For more than two millennia, indigenous peoples in Mesoamerica have traded macaws and included their feathers in rituals. The birds held immense symbolic value and represented sun gods in both Maya and Aztec culture.
And for more than a thousand years, these birds were traded north into what is now the southwestern United States in exchange for turquoise. The ancient Pueblo great houses of Chaco Canyon (in what's now New Mexico) started importing scarlet macaws from farther south around 900 A.D., using the birds as status symbols and markers of political status. (Find out more about Chaco Canyon.)
But who was supplying Chaco Canyon with macaws, and how? To find out, a team led by Richard George, a Ph.D. student at Pennsylvania State University, sequenced the mitochondrial DNA of of scarlet macaw remains recovered in archaeological excavations at Chaco Canyon and at Mimbres, an ancient Pueblo site in New Mexico. If the researchers could trace these birds back to living populations, they reasoned, perhaps they could identify the original sources of this colorful commodity.
Instead, the DNA evidence revealed an unexpected result: the scarlet macaws sent north on trade networks between 900 to 1200 A.D weren't wild-caught but locally bred, pushing back known macaw breeding in the region by hundreds of years.
The find, published today in the Proceedings of the National Academy of Sciences, implies that somewhere in northern Mexico, there's an undiscovered bird breeding center waiting to be found.
“We get to take a snapshot of what was going on with different aspects of trade, and complexity, and how different groups were interacting,” says George, a lead author of the study.
The Scarlet Surprise
Macaw breeding has ample precedent in the region. The site of Paquimé, in the northern Mexico state of Chihuahua, features ruins of a massive bird breeding facility. But Paquimé couldn't have bred the macaws that George's team examined, since the site was founded around 1250 A.D., decades to centuries after the study's macaws lived and died.
To conduct the study, George's colleagues visited museums to sample the remains of 20 scarlet macaws, many of which trace back to Pueblo Bonito, the Chaco Canyon great houses that the National Geographic Society excavated from 1920 to 1927. (Read how DNA is offering up clues to a mysterious crypt in Pueblo Bonito.)
“The main reason we have these macaws is National Geographic,” says study coauthor Stephen Plog, an anthropologist at the University of Virginia.
Back in the lab, George successfully isolated 14 of the macaws' mitochondrial DNA. He then compared these strands against a database of wild scarlet macaws' mitochondrial DNA, which study coauthor Kari Schmidt had assembled for her Ph.D. dissertation.
Schmidt's work revealed that scarlet macaws fall into seven distinct genetic populations, called haplogroups, that are spread across the Americas. Scarlet macaws' Haplogroup 4, for instance, dominates South America.
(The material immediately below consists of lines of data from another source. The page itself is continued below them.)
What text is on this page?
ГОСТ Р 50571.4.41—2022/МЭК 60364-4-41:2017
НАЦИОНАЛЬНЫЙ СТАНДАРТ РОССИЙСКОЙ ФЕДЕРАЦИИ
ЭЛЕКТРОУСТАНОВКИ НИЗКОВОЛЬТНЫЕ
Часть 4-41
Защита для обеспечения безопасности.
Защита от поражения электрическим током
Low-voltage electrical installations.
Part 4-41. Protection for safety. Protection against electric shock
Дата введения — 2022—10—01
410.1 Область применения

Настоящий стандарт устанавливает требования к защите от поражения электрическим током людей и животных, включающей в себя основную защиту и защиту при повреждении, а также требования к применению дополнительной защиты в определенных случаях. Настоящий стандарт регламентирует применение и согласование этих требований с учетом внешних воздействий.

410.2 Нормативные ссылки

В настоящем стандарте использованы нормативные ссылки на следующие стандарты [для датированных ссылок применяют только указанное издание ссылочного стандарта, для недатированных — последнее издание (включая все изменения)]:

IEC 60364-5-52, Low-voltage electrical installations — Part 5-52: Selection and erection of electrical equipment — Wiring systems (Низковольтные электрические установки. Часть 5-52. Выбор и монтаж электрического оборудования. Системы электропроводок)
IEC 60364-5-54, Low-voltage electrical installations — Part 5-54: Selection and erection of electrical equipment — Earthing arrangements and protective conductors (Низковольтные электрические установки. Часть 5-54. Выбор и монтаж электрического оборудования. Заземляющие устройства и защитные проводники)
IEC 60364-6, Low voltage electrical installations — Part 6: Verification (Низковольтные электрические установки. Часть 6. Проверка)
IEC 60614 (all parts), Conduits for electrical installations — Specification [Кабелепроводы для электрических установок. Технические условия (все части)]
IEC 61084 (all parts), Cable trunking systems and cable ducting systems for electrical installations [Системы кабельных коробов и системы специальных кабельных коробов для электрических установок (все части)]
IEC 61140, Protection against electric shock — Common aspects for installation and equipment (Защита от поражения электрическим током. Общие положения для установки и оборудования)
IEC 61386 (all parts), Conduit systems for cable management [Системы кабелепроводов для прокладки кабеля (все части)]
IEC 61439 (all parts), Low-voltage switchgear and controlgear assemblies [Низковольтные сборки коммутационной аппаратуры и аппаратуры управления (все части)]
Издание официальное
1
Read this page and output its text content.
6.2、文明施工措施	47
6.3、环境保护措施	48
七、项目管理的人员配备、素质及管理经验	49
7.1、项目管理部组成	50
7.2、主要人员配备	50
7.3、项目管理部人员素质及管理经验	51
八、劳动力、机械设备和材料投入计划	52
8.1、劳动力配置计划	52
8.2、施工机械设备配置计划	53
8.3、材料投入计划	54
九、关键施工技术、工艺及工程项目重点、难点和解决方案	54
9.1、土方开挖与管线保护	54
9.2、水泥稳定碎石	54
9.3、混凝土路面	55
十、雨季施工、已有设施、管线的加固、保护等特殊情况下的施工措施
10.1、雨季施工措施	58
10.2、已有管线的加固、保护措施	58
Haplogroup 7 nests along Panama's eastern coast.
But to the researchers' shock, all 14 of the ancient macaws hailed from Haplogroup 6, a fairly rare macaw lineage found today in southern Mexico. What's more, 10 of the 14 macaw genomes were identical along key stretches of DNA, a strong sign that they were closely related on their mothers' side.
So how did these macaws wind up so closely related? The homogeneity is exactly what you'd expect to see if the birds had been bred from the same stock, descended from a small group of founding birds. George says that similar genetic signals appear among domesticated turkeys, pigs, and dogs.
“The paper is a very important piece of evidence for fleshing out the history of the ancient Southwest,” says archaeologist Steve Lekson, the curator of anthropology at the University of Colorado Museum of Natural History who was not involved with the study.
A More Complex Past
DNA isn't the only evidence supporting the idea of earlier breeding centers. While George was sequencing the macaws' DNA, University of New Mexico archaeologist Patricia Crown was independently reexamining the same record.
In a 2016 review published in KIVA, Crown noted that by the time macaw traders walked from southern Mexico to Mimbres, the birds they'd be carrying probably would be 11 to 12 weeks old. But some paintings on Mimbres pottery depict birds that appear eight to 10 weeks old.
Crown notes that there are several possible reasons for this age discrepancy, but one possibility is that traders arrived at Mimbres from somewhere closer—maybe a breeding center between macaws' northern range and the Pueblo great houses.
“It's the type of thing that we should have expected, but people didn’t, on the whole,” says Plog. “There's a tendency to look at the prehistoric past as a simpler time, and that’s simply not the case.”